Vaccine Program could answer that.

            (Laughter.)

            CHAIRMAN OVERTURF:  Bruce.

            DR. GELLIN:  Well, Marty used to be in the

National Vaccine Program and he didn't have an answer

to that.  So why should I have an answer now?

            (Laughter.)

            DR. GELLIN:  You waited until now to ask

the question.  This is all in the transcript, right?

I think it's safe to say, as Linda had talked about,

that there are discussions now going on about

evaluating clinical grade material to begin that

process.  The trigger points aren't clear.  But the

discussions are in place recognizing that you can't

buy a newspaper without seeing something about the

bird flu in Asia.

            CHAIRMAN OVERTURF:  I think that was an

answer.

            (Laughter.)

            DR. GELLIN:  If the trigger points were

clear, I could tell you.  But as you know, they are

not entirely clear.  I think that we're sensitive to

the situation and trying to advance the ball as

quickly as we can.  But as Linda has highlighted, the

first step is the one of getting these evaluations.

            The other thing that's going to be

important is trying to understand how a vaccine like

this might be used.  With the situation in Asia, you

can envision ‑ and I heard Klaus Stohr from WHO

talking about this on NPR last week ‑ that there might

be endemic uses of this vaccine in Asia.  In which

case, it becomes a question larger than just an HHS

question.

            CHAIRMAN OVERTURF:  Any other questions or

comments?

            DR. HJORTH:  Richard Hjorth with Aventis.

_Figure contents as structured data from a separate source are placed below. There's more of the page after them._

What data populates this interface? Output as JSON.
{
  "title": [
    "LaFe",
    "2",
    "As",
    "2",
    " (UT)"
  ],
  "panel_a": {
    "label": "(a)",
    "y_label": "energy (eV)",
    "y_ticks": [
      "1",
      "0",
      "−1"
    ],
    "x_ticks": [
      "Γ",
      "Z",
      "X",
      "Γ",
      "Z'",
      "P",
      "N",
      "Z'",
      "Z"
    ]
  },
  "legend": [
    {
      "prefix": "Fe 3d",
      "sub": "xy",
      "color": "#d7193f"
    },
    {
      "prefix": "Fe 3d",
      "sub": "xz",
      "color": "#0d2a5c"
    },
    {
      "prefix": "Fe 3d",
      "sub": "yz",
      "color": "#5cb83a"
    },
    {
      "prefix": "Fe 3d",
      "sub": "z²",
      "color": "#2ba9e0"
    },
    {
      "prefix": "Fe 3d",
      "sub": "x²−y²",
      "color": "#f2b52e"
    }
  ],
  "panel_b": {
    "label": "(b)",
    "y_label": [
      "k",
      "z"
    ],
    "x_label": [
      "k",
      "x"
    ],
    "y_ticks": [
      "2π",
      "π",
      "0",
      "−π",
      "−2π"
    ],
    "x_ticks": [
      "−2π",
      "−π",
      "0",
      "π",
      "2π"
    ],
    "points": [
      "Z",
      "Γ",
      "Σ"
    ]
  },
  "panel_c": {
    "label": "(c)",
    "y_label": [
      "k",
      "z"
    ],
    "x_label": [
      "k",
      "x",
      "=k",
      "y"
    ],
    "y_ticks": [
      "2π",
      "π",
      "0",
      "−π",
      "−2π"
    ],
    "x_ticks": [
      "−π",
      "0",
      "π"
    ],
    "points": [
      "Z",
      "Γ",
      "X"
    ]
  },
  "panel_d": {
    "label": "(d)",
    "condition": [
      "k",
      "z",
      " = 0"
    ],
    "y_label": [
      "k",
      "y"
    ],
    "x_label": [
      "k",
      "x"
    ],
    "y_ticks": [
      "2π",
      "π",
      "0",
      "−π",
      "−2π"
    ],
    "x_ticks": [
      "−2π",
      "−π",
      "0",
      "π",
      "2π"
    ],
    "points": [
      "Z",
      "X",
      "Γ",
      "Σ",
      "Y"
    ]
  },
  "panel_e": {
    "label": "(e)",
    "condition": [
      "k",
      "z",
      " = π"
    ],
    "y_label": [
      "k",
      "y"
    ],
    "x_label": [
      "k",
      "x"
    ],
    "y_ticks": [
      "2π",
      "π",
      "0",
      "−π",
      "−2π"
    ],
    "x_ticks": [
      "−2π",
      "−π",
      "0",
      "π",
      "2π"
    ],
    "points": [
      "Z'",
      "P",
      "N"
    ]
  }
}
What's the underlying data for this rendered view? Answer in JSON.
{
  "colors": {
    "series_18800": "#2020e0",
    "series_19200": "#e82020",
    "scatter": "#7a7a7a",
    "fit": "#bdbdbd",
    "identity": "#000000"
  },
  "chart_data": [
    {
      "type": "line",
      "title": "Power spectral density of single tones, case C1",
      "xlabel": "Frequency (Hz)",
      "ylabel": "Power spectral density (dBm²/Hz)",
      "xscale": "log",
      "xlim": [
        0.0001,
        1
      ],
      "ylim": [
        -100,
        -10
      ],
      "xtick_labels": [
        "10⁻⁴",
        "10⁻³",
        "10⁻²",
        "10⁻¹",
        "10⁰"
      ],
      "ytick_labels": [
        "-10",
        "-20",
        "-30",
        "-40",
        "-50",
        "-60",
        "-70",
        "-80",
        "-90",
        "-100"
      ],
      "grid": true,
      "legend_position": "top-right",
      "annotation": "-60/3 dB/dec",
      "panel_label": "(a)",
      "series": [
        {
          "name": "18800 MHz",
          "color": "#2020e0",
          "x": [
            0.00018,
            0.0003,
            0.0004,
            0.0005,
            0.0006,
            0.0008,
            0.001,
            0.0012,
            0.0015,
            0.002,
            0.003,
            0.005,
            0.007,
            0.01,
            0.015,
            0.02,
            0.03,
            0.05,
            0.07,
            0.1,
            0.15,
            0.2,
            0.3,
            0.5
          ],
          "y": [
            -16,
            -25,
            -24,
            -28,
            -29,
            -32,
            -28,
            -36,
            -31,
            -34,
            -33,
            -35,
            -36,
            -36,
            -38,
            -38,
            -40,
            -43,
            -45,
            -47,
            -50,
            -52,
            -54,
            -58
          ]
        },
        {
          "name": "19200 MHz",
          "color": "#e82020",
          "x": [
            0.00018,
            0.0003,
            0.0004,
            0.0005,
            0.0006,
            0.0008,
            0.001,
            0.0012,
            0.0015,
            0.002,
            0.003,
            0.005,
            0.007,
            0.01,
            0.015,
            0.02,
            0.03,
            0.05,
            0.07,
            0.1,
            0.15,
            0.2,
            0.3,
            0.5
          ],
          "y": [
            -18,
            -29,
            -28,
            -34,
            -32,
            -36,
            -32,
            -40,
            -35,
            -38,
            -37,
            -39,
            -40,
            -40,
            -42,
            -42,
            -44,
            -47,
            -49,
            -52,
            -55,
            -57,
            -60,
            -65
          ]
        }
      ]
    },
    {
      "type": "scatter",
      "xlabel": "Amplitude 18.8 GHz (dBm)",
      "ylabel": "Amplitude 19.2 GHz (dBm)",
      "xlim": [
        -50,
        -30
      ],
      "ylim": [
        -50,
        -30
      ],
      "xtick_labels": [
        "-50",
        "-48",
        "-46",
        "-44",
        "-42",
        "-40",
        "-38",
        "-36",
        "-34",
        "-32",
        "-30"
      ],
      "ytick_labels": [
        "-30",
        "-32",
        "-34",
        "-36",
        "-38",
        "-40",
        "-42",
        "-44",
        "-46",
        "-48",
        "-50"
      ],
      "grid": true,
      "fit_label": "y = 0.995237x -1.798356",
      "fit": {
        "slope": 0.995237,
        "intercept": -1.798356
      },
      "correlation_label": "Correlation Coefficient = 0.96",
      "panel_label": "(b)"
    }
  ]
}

I was just wondering and I think it would be great if

we could have a model vaccine as NIID is doing to

reduce some of the time after pandemic is announced.

But I guess I was just concerned that the pandemic

strain would behave the same as the model strain.  I

presume if it was H5 it would probably be the same.

But if an H13 or something came along or whatever, I

don't know.  What's the thinking?  Would that be a

good enough model?

            DR. LAMBERT:  You know, Richard, if you

had asked me in `98, when I was relatively new in this

position, if we were going to be set, if we had one

H5, one H6, one H7, made one prototype vaccine

reference strain for each of the HA subtypes, I would

have said yes.  So we had H5 in `97.  The two

subsequent H5s have been different from `97 and

different from each other.

            So what this tells us is that we can't

wait to start making these things and testing them.

We have to get the information about novel HAs in

vaccines and clinical trials and immune response

safety profiles.  I think at the end of the day if you

haven't made the right one ‑ you hope you have but now

I presume we won't because what's happening now could

be drifted and very different six months from now ‑

but you have to keep doing it.

            If we dodge this bullet, a year from now

we will still probably be in the same scenario if an

emerging H5 happens.  If it's different, we go back

into the drill; production of investigation lots of

vaccines, clinical trials, and hope that there's

enough time, as Bruce said, to get it done before it

comes. That's what I've learned in the last six years.

            CHAIRMAN OVERTURF:  Any further comments?

I'm sure this is clarified in everybody's mind.

            (Applause.)

            CHAIRMAN OVERTURF:  Tomorrow morning we

will begin at 8:30 a.m.  The meeting is adjourned this

afternoon.  Thank you for all of your attention.